Sen. Kamala Harris (D-Calif.) was interrupted again by her male colleagues on the Senate Intelligence Committee probing the Russian involvement in the Presidential election. This time it happened during her questioning of Attorney General Jeff Sessions, reports NBC News.
Employing the Department of Justice’s policy that prohibits disclosing private communication with the president, Sessions refused to answer a number of questions.
Harris, who has 25 years of experience in law and served as California’s first female attorney general, pushed Sessions to clarify whether or not this policy could be cited. Both Sen. John McCain (R-Ariz.) and committee chairman Sen. Richard Burr (R-N.C.) cut her off, according to the Washington Post.
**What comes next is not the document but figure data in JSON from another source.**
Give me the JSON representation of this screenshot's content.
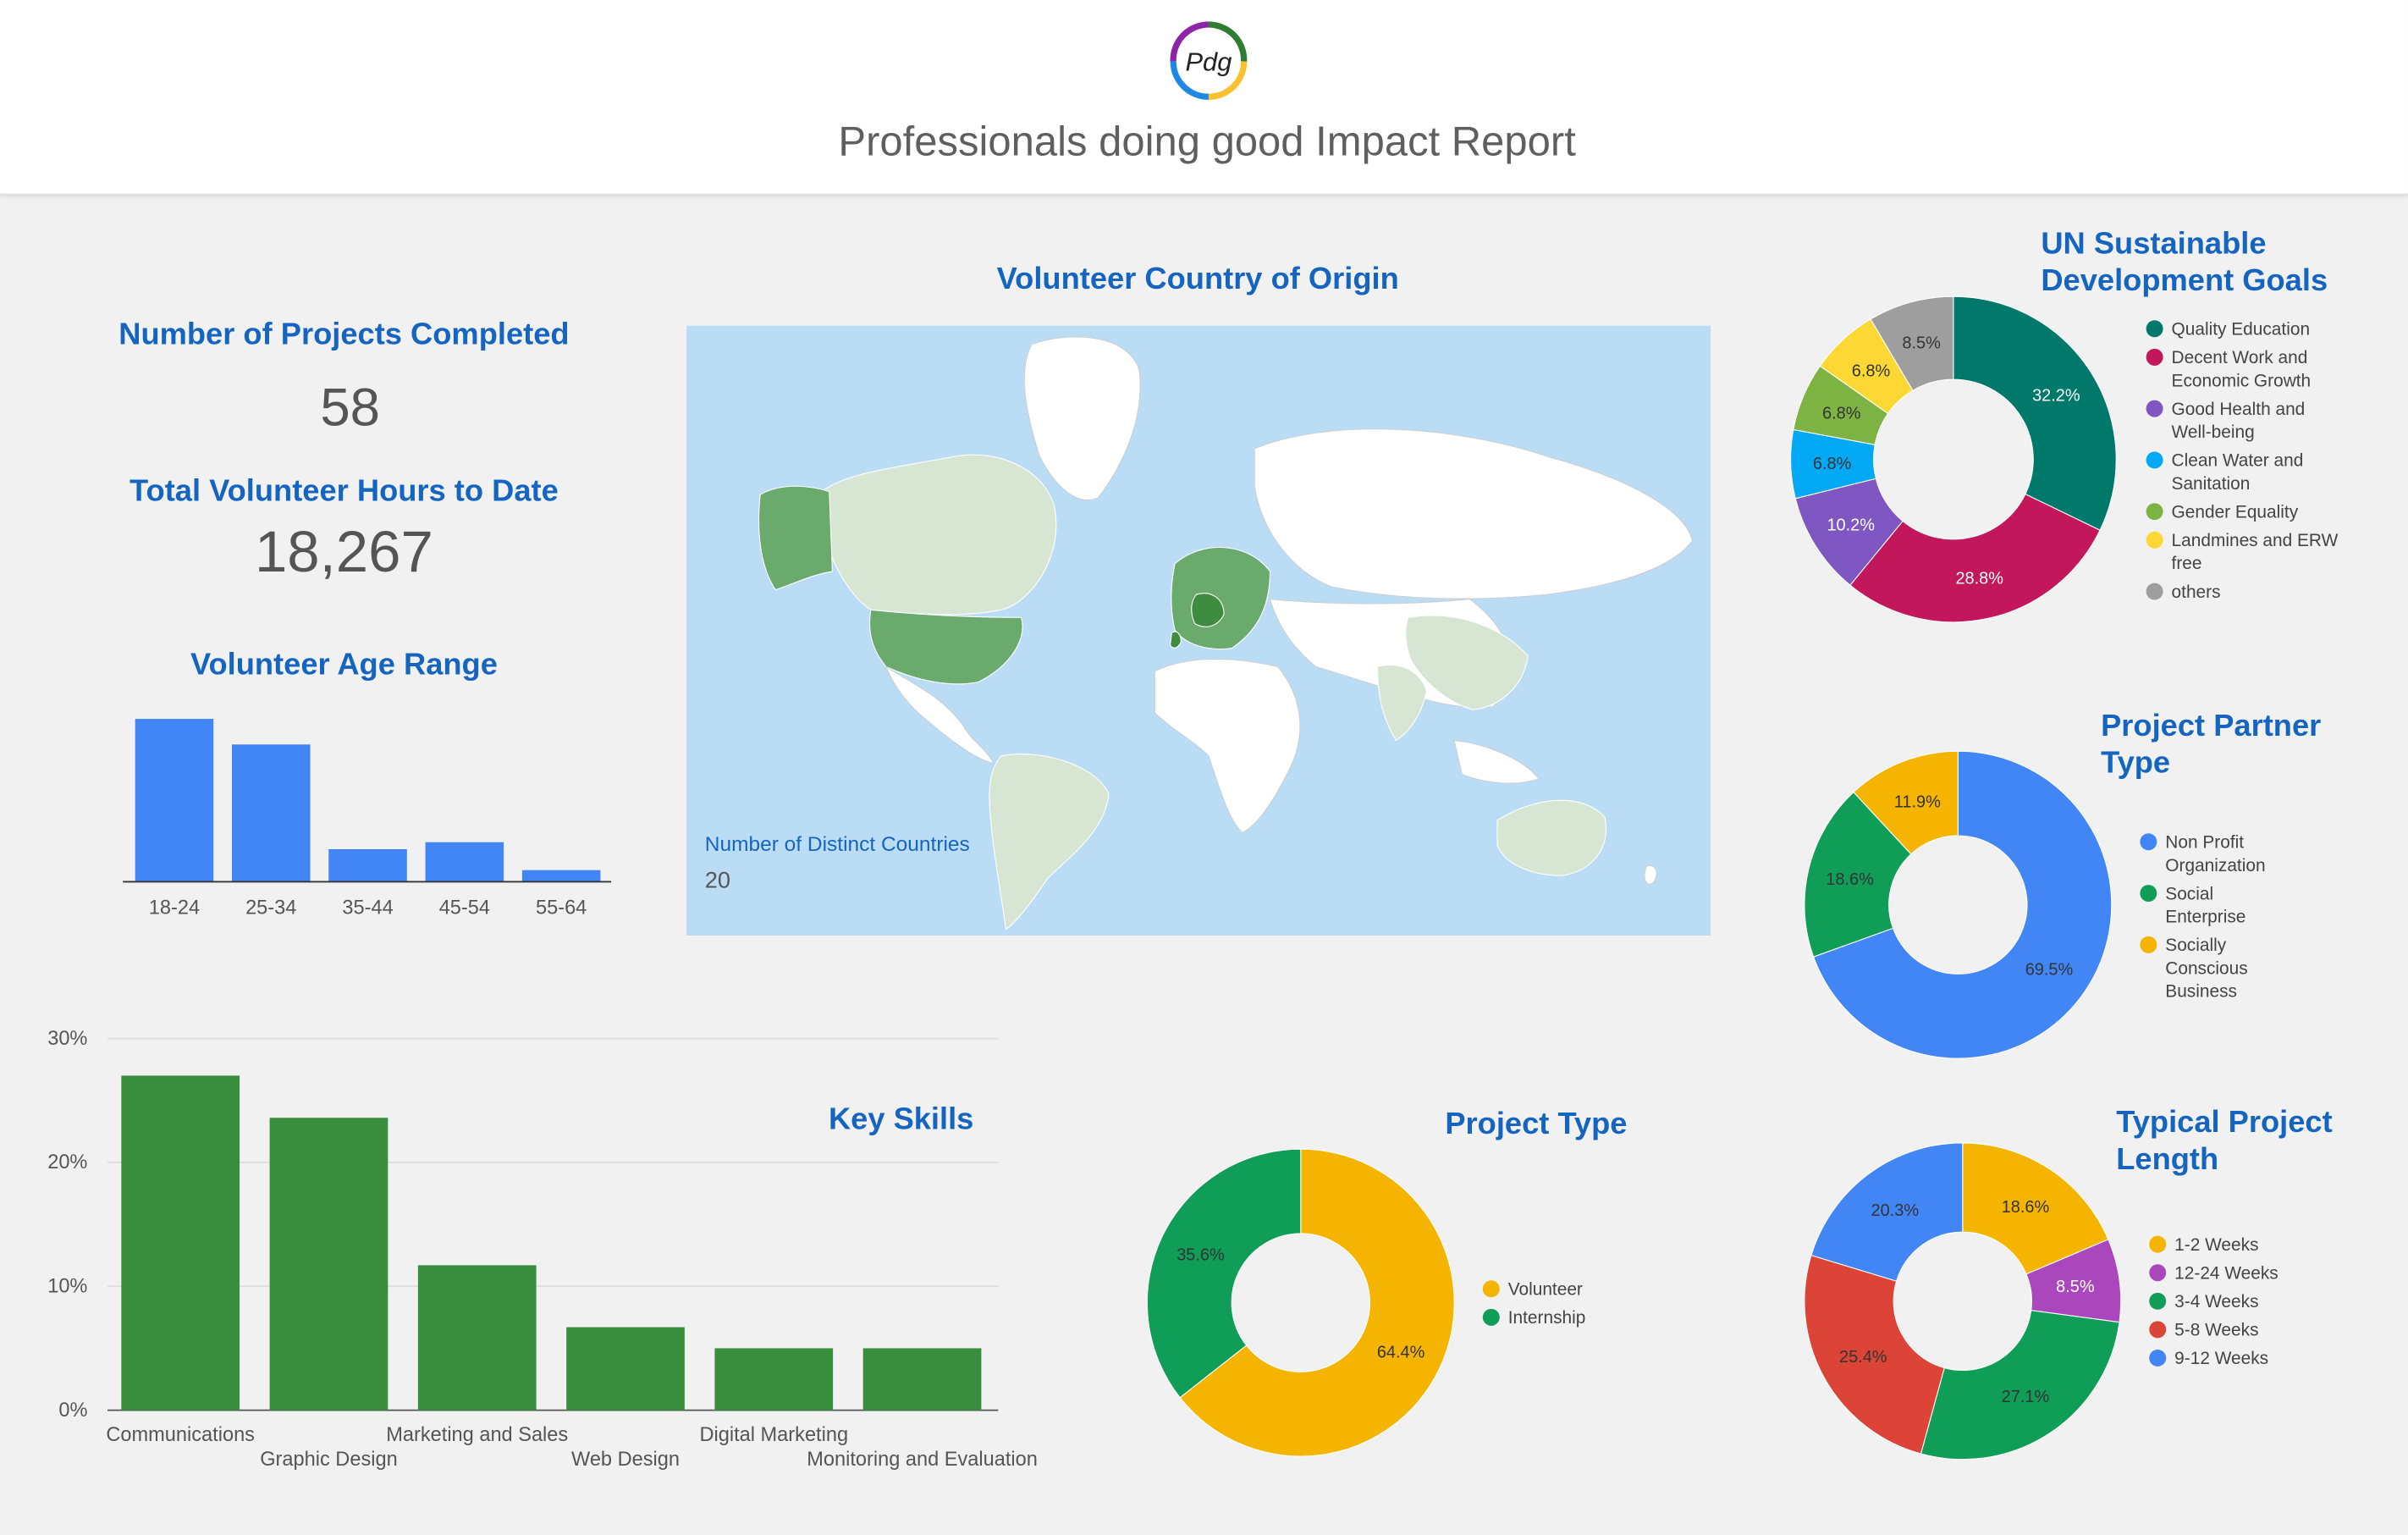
{
  "header": {
    "logo_text": "Pdg",
    "title": "Professionals doing good Impact Report"
  },
  "kpis": {
    "projects": {
      "title": "Number of Projects Completed",
      "value": "58"
    },
    "hours": {
      "title": "Total Volunteer Hours to Date",
      "value": "18,267"
    }
  },
  "map": {
    "title": "Volunteer Country of Origin",
    "distinct_label": "Number of Distinct Countries",
    "distinct_value": "20",
    "colors": {
      "ocean": "#bbdcf5",
      "land": "#ffffff",
      "low": "#d7e6d2",
      "high": "#6aaa6d",
      "top": "#3d8c40"
    }
  },
  "chart_data": [
    {
      "id": "age",
      "type": "bar",
      "title": "Volunteer Age Range",
      "categories": [
        "18-24",
        "25-34",
        "35-44",
        "45-54",
        "55-64"
      ],
      "values": [
        35,
        29.5,
        7,
        8.5,
        2.5
      ],
      "color": "#4285f4"
    },
    {
      "id": "skills",
      "type": "bar",
      "title": "Key Skills",
      "categories": [
        "Communications",
        "Graphic Design",
        "Marketing and Sales",
        "Web Design",
        "Digital Marketing",
        "Monitoring and Evaluation"
      ],
      "values": [
        27,
        23.6,
        11.7,
        6.7,
        5,
        5
      ],
      "ylim": [
        0,
        30
      ],
      "yticks": [
        "0%",
        "10%",
        "20%",
        "30%"
      ],
      "color": "#388e3c"
    },
    {
      "id": "sdg",
      "type": "pie",
      "title": "UN Sustainable Development Goals",
      "slices": [
        {
          "label": "Quality Education",
          "value": 32.2,
          "text": "32.2%",
          "color": "#00796b",
          "label_color": "#ffffff"
        },
        {
          "label": "Decent Work and Economic Growth",
          "value": 28.8,
          "text": "28.8%",
          "color": "#c2185b",
          "label_color": "#ffffff"
        },
        {
          "label": "Good Health and Well-being",
          "value": 10.2,
          "text": "10.2%",
          "color": "#7e57c2",
          "label_color": "#ffffff"
        },
        {
          "label": "Clean Water and Sanitation",
          "value": 6.8,
          "text": "6.8%",
          "color": "#03a9f4",
          "label_color": "#333333"
        },
        {
          "label": "Gender Equality",
          "value": 6.8,
          "text": "6.8%",
          "color": "#7cb342",
          "label_color": "#333333"
        },
        {
          "label": "Landmines and ERW free",
          "value": 6.8,
          "text": "6.8%",
          "color": "#fdd835",
          "label_color": "#333333"
        },
        {
          "label": "others",
          "value": 8.5,
          "text": "8.5%",
          "color": "#9e9e9e",
          "label_color": "#333333"
        }
      ]
    },
    {
      "id": "partner",
      "type": "pie",
      "title": "Project Partner Type",
      "slices": [
        {
          "label": "Non Profit Organization",
          "value": 69.5,
          "text": "69.5%",
          "color": "#4285f4",
          "label_color": "#333333"
        },
        {
          "label": "Social Enterprise",
          "value": 18.6,
          "text": "18.6%",
          "color": "#0f9d58",
          "label_color": "#333333"
        },
        {
          "label": "Socially Conscious Business",
          "value": 11.9,
          "text": "11.9%",
          "color": "#f4b400",
          "label_color": "#333333"
        }
      ]
    },
    {
      "id": "ptype",
      "type": "pie",
      "title": "Project Type",
      "slices": [
        {
          "label": "Volunteer",
          "value": 64.4,
          "text": "64.4%",
          "color": "#f4b400",
          "label_color": "#333333"
        },
        {
          "label": "Internship",
          "value": 35.6,
          "text": "35.6%",
          "color": "#0f9d58",
          "label_color": "#333333"
        }
      ]
    },
    {
      "id": "length",
      "type": "pie",
      "title": "Typical Project Length",
      "slices": [
        {
          "label": "1-2 Weeks",
          "value": 18.6,
          "text": "18.6%",
          "color": "#f4b400",
          "label_color": "#333333"
        },
        {
          "label": "12-24 Weeks",
          "value": 8.5,
          "text": "8.5%",
          "color": "#ab47bc",
          "label_color": "#ffffff"
        },
        {
          "label": "3-4 Weeks",
          "value": 27.1,
          "text": "27.1%",
          "color": "#0f9d58",
          "label_color": "#333333"
        },
        {
          "label": "5-8 Weeks",
          "value": 25.4,
          "text": "25.4%",
          "color": "#db4437",
          "label_color": "#333333"
        },
        {
          "label": "9-12 Weeks",
          "value": 20.3,
          "text": "20.3%",
          "color": "#4285f4",
          "label_color": "#333333"
        }
      ]
    }
  ]
}
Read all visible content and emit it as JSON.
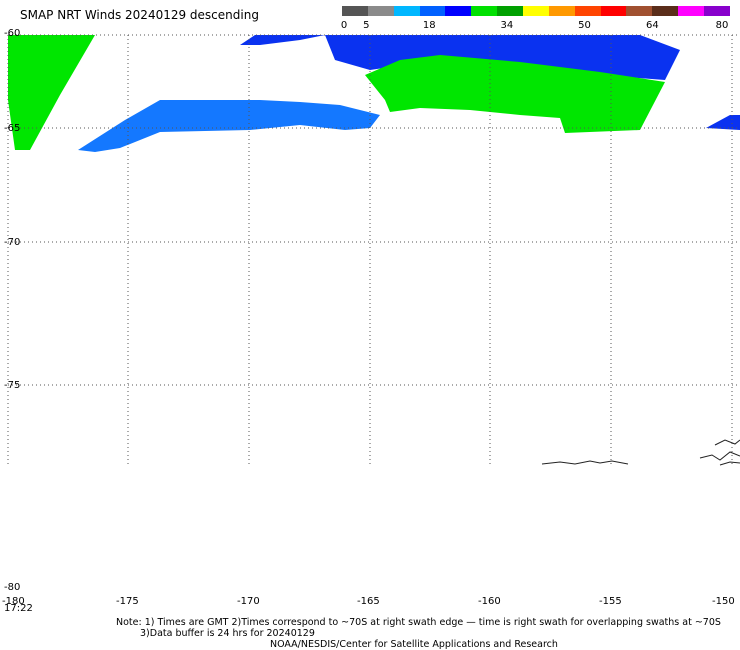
{
  "title": "SMAP NRT Winds  20240129 descending",
  "colorbar": {
    "labels": [
      "0",
      "5",
      "18",
      "34",
      "50",
      "64",
      "80"
    ],
    "colors": [
      "#555555",
      "#8a8a8a",
      "#00b7ff",
      "#0060ff",
      "#0000ff",
      "#00e000",
      "#00a000",
      "#ffff00",
      "#ff9900",
      "#ff4400",
      "#ff0000",
      "#a05030",
      "#5a2d1a",
      "#ff00ff",
      "#8800cc"
    ]
  },
  "map": {
    "lon_ticks": [
      "-180",
      "-175",
      "-170",
      "-165",
      "-160",
      "-155",
      "-150"
    ],
    "lat_ticks": [
      "-60",
      "-65",
      "-70",
      "-75",
      "-80"
    ],
    "time_label": "17:22",
    "wind_colors": {
      "green": "#00e600",
      "blue": "#0a32f0",
      "light_blue": "#1478ff"
    }
  },
  "notes": {
    "line1": "Note: 1) Times are GMT 2)Times correspond to ~70S at right swath edge — time is right swath for overlapping swaths at ~70S",
    "line2": "3)Data buffer is 24 hrs for 20240129",
    "credit": "NOAA/NESDIS/Center for Satellite Applications and Research"
  }
}
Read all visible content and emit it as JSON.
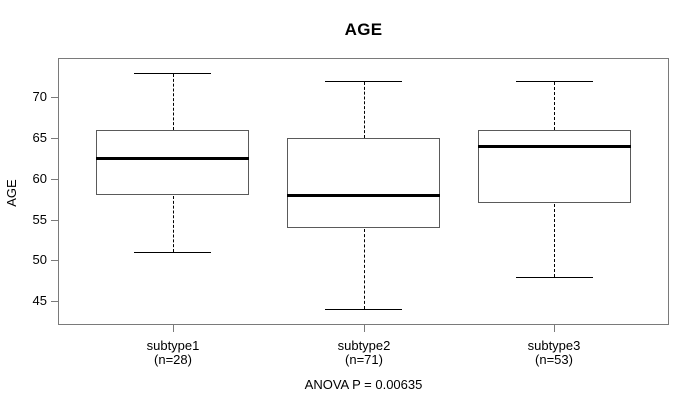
{
  "chart_data": {
    "type": "boxplot",
    "title": "AGE",
    "ylabel": "AGE",
    "xlabel": "",
    "annotation": "ANOVA P = 0.00635",
    "y_ticks": [
      45,
      50,
      55,
      60,
      65,
      70
    ],
    "ylim": [
      42.1,
      74.8
    ],
    "grid": false,
    "legend": "none",
    "groups": [
      {
        "label": "subtype1",
        "sublabel": "(n=28)",
        "n": 28,
        "whisker_low": 51,
        "q1": 58,
        "median": 62.5,
        "q3": 66,
        "whisker_high": 73
      },
      {
        "label": "subtype2",
        "sublabel": "(n=71)",
        "n": 71,
        "whisker_low": 44,
        "q1": 54,
        "median": 58,
        "q3": 65,
        "whisker_high": 72
      },
      {
        "label": "subtype3",
        "sublabel": "(n=53)",
        "n": 53,
        "whisker_low": 48,
        "q1": 57,
        "median": 64,
        "q3": 66,
        "whisker_high": 72
      }
    ],
    "colors": {
      "text": "#000000",
      "frame_border": "#7a7a7a",
      "box_border": "#5a5a5a",
      "box_fill": "#ffffff",
      "median": "#000000",
      "whisker": "#000000",
      "background": "#ffffff"
    }
  }
}
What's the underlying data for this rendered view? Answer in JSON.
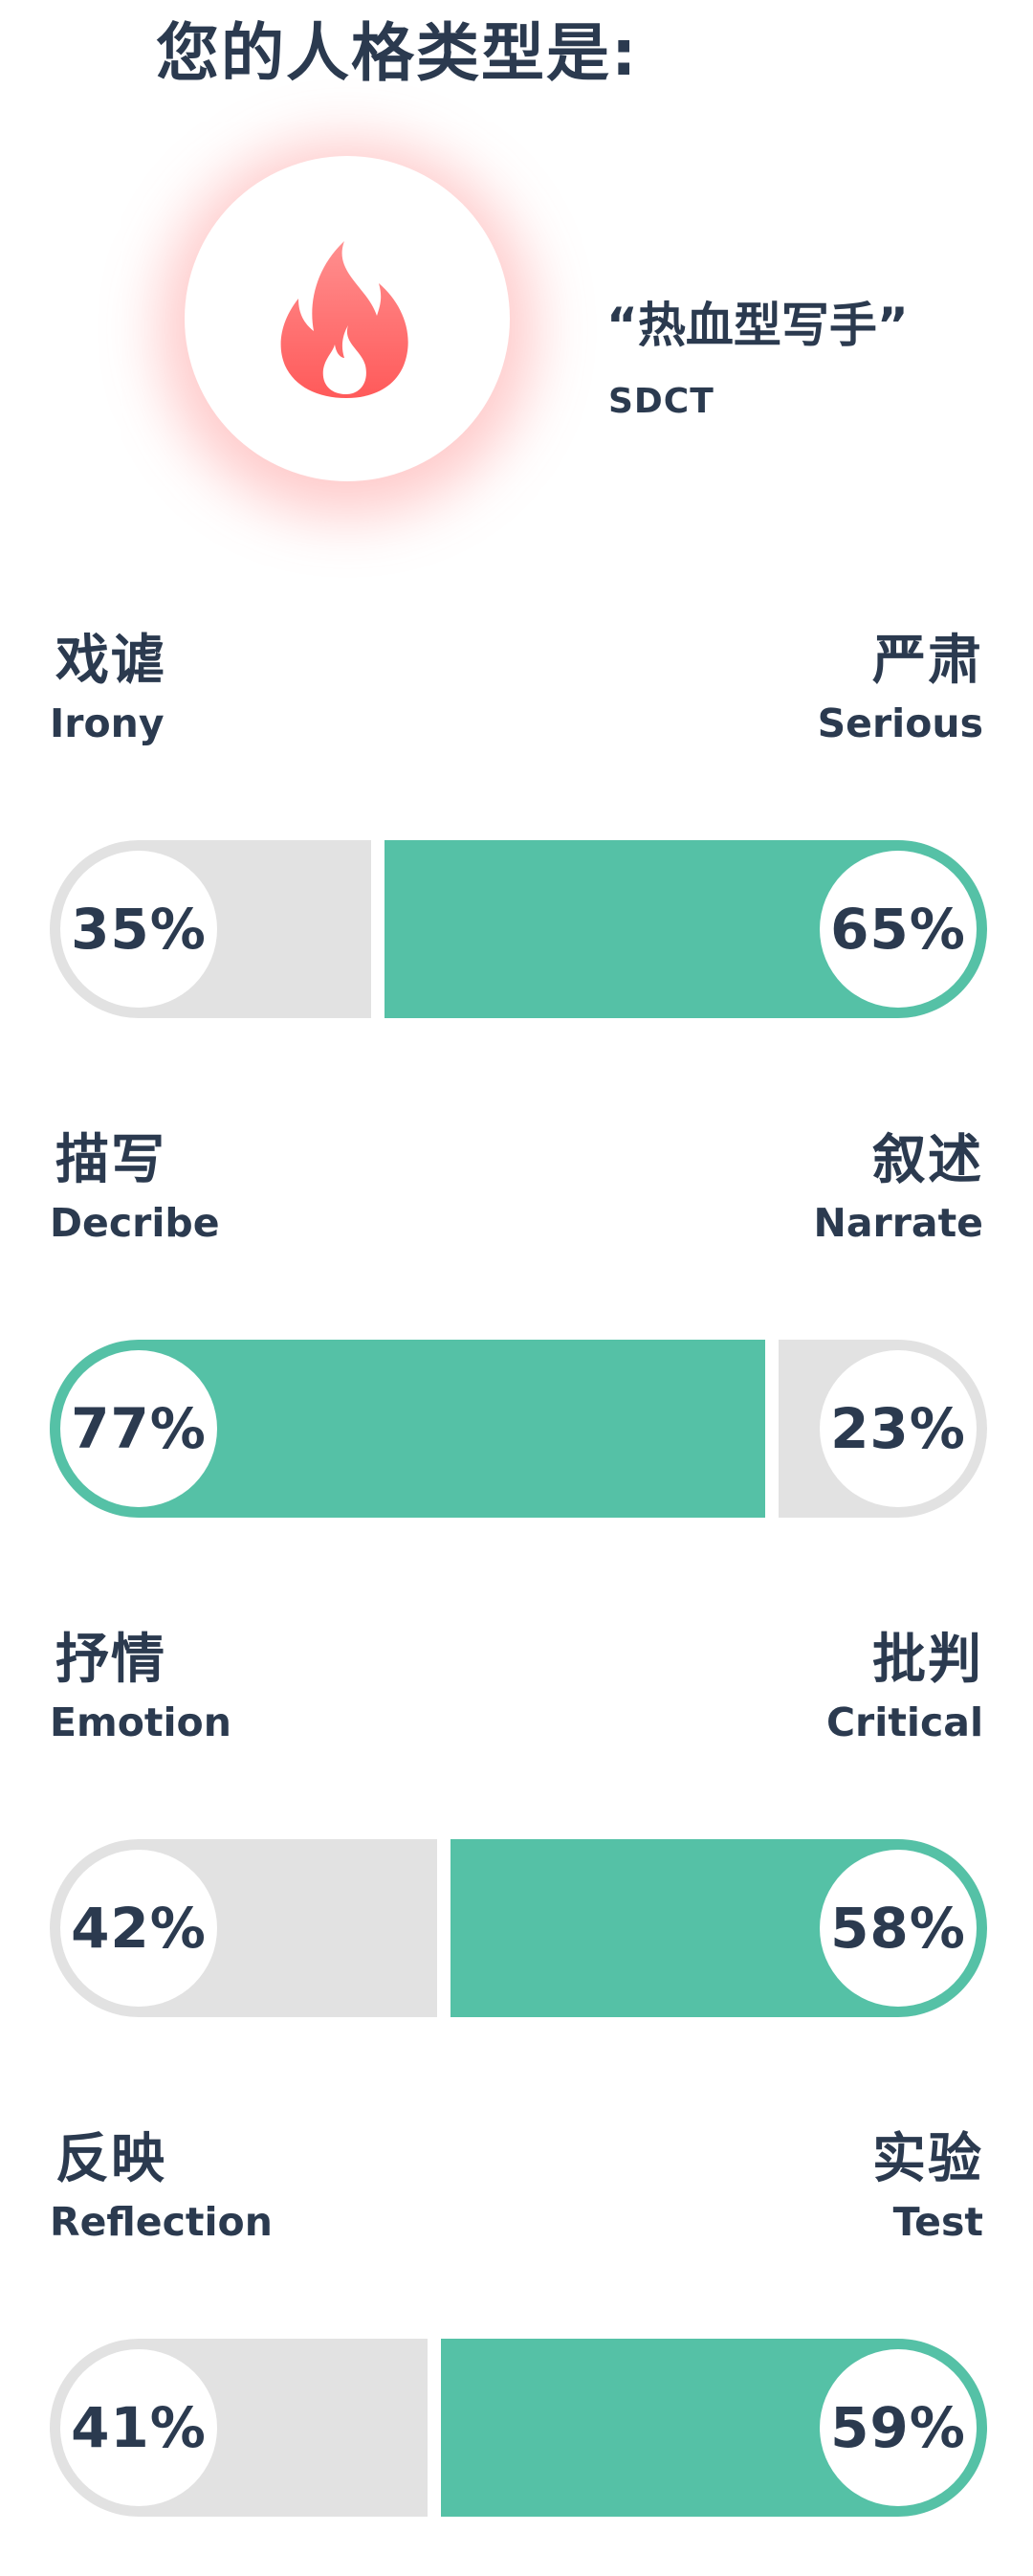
{
  "header": {
    "title": "您的人格类型是:"
  },
  "result": {
    "icon": "fire-icon",
    "type_name": "“热血型写手”",
    "type_code": "SDCT",
    "icon_color": "#ff6b6b"
  },
  "colors": {
    "accent": "#55c1a6",
    "track": "#e2e2e2",
    "text": "#2b3a4f"
  },
  "traits": [
    {
      "left_zh": "戏谑",
      "left_en": "Irony",
      "left_pct": "35%",
      "left_value": 35,
      "right_zh": "严肃",
      "right_en": "Serious",
      "right_pct": "65%",
      "right_value": 65,
      "dominant": "right"
    },
    {
      "left_zh": "描写",
      "left_en": "Decribe",
      "left_pct": "77%",
      "left_value": 77,
      "right_zh": "叙述",
      "right_en": "Narrate",
      "right_pct": "23%",
      "right_value": 23,
      "dominant": "left"
    },
    {
      "left_zh": "抒情",
      "left_en": "Emotion",
      "left_pct": "42%",
      "left_value": 42,
      "right_zh": "批判",
      "right_en": "Critical",
      "right_pct": "58%",
      "right_value": 58,
      "dominant": "right"
    },
    {
      "left_zh": "反映",
      "left_en": "Reflection",
      "left_pct": "41%",
      "left_value": 41,
      "right_zh": "实验",
      "right_en": "Test",
      "right_pct": "59%",
      "right_value": 59,
      "dominant": "right"
    }
  ]
}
Before Harris received a clear answer, her session time was over.
A similar incident occurred last week when Harris questioned Deputy Attorney General Rod J. Rosenstein about whether he would grant Special Counsel Robert Mueller independence from the Justice Department. As in the case of Sessions, McCain and Burr interrupted Harris, and the session ended before her question was answered.
A former campaign advisor for Trump described Harris as being “hysterical,” a word often used to discredit women as being emotionally unstable.
Harris’ treatment has been compared to Senate Majority Leader Mitch McConnell’s attempt to silence Sen. Elizabeth Warren (D-Mass), reported CNN. Both instances increased coverage and support for the respective senators. Warren demonstrated her support for Harris on Twitter, “Keep fighting, Kamala!”
As the daughter of an African American father and an Indian American mother involved in the civil rights movement, fighting for justice is nothing new for Harris. She is the first Asian American and African American to serve as attorney general in California, as well as the first Indian American to serve in the Senate. After her dispute with Sessions, Kamala wrote on Facebook, “The women of the United States Senate will not be silenced when seeking the truth.”
Tanzina Vega, a reporter on race and inequality at CNN, wrote on Twitter, “Women of color understand what Kamala Harris is dealing with. Raise your hand if you’ve been shushed, silenced, scolded, etc.” Her words resonated with many on the Internet, receiving over 3,000 likes. “I thought so,” she added. “Thanks ladies.”